Recensione a Diario di un pazzo – regia di Andrea Renzi
Cappello calato in testa, occhiale spesso, fisico troppo piccolo nel cappotto troppo abbondante, Roberto De Francesco è Papaleo, immagine italiana del Propriscin gogoliano. Nella pièce in scena al Teatro Argot Studio fino all’11 novembre, Pietroburgo lascia il passo alla provincia italiana, gli anni trenta del 1800 diventano gli anni cinquanta del 1900, le Memorie di un pazzo si trasformano nel Diario di un pazzo, riadattato da Andrea Renzi per i Teatri Uniti.
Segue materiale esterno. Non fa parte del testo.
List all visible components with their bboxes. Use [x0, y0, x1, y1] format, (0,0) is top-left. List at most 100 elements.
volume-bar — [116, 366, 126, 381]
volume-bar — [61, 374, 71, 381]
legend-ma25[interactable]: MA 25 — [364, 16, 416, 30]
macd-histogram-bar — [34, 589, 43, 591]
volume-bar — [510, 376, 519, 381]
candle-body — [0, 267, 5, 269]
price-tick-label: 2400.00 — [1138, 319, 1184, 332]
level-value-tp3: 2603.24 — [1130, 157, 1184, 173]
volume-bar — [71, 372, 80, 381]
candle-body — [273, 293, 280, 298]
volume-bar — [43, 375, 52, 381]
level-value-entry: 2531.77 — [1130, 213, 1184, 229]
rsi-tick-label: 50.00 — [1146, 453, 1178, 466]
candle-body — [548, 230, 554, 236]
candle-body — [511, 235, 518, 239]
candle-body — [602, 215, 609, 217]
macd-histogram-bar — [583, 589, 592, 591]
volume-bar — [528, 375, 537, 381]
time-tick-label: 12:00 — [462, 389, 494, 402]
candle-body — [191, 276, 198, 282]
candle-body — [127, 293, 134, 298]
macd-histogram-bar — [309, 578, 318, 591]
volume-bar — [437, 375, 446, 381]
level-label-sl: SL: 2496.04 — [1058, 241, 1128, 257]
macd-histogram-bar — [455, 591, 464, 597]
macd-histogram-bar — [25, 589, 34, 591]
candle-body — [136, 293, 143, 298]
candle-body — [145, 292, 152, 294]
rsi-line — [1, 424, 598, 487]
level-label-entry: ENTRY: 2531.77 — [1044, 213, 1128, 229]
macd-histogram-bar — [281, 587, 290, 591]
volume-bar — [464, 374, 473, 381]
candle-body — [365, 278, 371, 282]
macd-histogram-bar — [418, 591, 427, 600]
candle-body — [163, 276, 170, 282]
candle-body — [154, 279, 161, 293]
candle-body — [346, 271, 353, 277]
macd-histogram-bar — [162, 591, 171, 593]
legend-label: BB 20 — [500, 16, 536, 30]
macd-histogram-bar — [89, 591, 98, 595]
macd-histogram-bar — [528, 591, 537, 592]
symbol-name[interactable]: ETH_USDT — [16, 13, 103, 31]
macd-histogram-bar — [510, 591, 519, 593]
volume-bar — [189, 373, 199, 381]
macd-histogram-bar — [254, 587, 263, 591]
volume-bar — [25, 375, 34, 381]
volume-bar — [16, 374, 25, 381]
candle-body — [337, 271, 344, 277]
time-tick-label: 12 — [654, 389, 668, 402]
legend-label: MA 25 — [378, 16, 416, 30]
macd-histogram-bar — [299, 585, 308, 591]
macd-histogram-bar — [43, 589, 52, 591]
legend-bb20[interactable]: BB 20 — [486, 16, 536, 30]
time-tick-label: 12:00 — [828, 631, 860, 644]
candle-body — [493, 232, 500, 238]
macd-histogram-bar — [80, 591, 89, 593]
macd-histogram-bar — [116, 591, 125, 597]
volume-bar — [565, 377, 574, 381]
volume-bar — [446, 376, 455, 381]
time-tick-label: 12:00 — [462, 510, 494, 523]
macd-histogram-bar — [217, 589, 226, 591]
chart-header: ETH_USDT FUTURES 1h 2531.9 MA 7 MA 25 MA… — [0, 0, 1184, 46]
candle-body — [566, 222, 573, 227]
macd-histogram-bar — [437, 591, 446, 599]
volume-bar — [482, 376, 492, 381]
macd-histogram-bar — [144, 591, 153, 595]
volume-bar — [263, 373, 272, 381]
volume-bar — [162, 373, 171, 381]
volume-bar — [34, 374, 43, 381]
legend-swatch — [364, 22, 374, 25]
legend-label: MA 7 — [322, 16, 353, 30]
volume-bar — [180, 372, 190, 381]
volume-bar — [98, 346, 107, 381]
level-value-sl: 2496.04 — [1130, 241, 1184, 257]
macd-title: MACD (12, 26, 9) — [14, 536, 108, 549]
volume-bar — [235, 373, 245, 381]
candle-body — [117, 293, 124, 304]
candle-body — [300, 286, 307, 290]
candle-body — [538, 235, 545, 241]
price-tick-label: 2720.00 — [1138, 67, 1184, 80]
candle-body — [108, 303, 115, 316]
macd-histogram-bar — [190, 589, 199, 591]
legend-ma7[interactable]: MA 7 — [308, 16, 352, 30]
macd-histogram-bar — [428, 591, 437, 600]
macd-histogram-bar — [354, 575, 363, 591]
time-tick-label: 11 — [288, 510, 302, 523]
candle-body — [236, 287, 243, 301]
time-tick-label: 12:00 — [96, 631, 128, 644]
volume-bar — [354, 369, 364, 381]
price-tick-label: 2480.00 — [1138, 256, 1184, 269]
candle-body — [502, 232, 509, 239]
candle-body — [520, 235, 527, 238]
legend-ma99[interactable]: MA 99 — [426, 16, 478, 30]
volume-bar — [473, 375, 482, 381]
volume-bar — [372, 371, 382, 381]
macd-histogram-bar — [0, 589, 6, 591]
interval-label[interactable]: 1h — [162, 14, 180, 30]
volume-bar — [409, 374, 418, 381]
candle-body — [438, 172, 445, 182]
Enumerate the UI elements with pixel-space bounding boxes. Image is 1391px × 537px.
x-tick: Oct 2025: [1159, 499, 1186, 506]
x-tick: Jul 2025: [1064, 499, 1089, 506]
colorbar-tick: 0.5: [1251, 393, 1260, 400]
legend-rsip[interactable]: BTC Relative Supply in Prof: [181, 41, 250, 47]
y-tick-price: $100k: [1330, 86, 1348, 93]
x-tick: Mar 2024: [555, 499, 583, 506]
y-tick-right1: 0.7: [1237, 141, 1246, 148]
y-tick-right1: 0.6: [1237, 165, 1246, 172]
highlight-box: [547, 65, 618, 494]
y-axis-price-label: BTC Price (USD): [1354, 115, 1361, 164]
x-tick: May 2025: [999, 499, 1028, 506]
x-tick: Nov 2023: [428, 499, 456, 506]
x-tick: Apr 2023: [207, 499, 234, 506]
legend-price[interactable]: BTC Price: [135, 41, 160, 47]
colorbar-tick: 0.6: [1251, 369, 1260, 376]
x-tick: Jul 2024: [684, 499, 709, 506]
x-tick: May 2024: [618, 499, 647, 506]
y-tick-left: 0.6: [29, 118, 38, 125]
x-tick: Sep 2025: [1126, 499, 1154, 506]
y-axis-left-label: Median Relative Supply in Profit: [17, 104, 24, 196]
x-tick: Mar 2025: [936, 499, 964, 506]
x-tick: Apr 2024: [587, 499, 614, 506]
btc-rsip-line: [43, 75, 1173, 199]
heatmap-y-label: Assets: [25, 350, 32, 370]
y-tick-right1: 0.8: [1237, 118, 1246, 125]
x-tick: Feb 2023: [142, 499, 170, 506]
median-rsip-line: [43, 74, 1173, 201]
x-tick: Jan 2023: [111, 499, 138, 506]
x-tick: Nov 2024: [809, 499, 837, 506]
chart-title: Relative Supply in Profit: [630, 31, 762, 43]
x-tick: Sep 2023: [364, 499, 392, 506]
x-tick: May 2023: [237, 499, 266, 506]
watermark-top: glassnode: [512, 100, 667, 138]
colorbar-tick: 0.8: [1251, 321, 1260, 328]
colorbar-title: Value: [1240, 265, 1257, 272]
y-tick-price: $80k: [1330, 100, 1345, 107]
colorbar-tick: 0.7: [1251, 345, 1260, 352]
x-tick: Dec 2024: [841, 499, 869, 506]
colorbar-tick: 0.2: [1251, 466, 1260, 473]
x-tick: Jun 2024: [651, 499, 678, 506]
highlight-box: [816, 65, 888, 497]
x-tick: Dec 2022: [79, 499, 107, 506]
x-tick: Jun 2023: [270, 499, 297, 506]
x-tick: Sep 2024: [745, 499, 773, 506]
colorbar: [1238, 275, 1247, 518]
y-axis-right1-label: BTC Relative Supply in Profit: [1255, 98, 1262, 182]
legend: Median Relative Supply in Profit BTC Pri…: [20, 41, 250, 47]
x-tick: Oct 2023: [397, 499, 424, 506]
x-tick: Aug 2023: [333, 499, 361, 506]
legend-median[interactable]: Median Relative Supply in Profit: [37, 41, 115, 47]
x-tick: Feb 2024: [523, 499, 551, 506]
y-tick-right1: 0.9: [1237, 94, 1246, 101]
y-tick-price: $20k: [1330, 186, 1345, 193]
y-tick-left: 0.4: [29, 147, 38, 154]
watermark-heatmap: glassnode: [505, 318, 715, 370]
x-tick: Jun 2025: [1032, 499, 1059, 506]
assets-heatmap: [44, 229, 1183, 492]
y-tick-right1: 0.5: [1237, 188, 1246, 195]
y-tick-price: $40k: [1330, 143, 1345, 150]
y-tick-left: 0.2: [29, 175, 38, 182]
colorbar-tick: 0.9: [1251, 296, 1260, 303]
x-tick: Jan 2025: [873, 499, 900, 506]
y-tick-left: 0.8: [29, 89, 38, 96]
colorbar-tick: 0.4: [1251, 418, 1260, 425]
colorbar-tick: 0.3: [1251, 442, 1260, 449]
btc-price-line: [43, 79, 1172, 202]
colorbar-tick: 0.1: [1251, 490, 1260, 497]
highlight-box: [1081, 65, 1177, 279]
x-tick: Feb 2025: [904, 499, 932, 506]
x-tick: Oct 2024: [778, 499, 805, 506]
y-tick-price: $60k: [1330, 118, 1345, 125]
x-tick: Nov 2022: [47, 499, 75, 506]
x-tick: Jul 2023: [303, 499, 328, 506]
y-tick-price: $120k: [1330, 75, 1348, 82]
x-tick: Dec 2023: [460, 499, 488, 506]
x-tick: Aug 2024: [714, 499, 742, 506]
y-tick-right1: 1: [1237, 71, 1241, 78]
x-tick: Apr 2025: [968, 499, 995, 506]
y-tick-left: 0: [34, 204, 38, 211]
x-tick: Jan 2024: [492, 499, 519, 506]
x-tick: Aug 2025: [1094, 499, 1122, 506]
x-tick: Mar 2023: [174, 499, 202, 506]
La vita del modesto impiegato si srotola tra casa e ufficio, spazi angusti, claustrofobici, che nell’essenziale scenografia di Barbara Bessi sono racchiusi in un armadietto a due ante, prigione della realtà e covo della fantasia. Impastando dialetto napoletano e inflessioni lucane, Papaleo passa attraverso delusioni amorose e frustrazioni lavorative, umiliazioni appuntate giornalmente su un diario, unico confidente, unico amico. Incapace di fare i conti con la pochezza della propria occupazione e di affrontare la solitudine sentimentale, l’impiegatuccio si rifugia in un mondo immaginario. Dove temperare matite è un incarico prestigioso, dove il desiderio amoroso può essere corrisposto e dove i cani sono soliti intrattenere corrispondenze epistolari.
Una messa in scena tradizionale, sobria, senza grandi scossoni o grandi sorprese, che dipinge lo squallore e restituisce la mediocrità, incollata a quelle gocce di sudore che imperlano la fronte del protagonista. Uomo comune all’affannosa ricerca di un’identità diversa dalla propria, più apprezzabile, più influente, più regale, che finisce per corrispondere con quella di Ferdinando VIII. A questo proposito ci si chiede come mai la regia, che ha deciso di cambiare scenario storico e collocazione geografica, non abbia privilegiato un esempio culturalmente e temporalmente più vicino, e abbia fatto calare (così come accade nel racconto di Gogol) il modesto lavoratore dell’entroterra italiano nel reale spagnolo vissuto un secolo prima. E se questa vicenda senza via d’uscita appare distante, lontana, affidata a un momento e a un luogo che non ci appartengono, certo è che Roberto De Francesco, confuso, sconvolto, vestito di stracci e di tormenti, ben tratteggia la disperazione umana, ben incarna il delirio, ben interpreta la discesa nella follia, quella che nasce da un eccesso di normalità.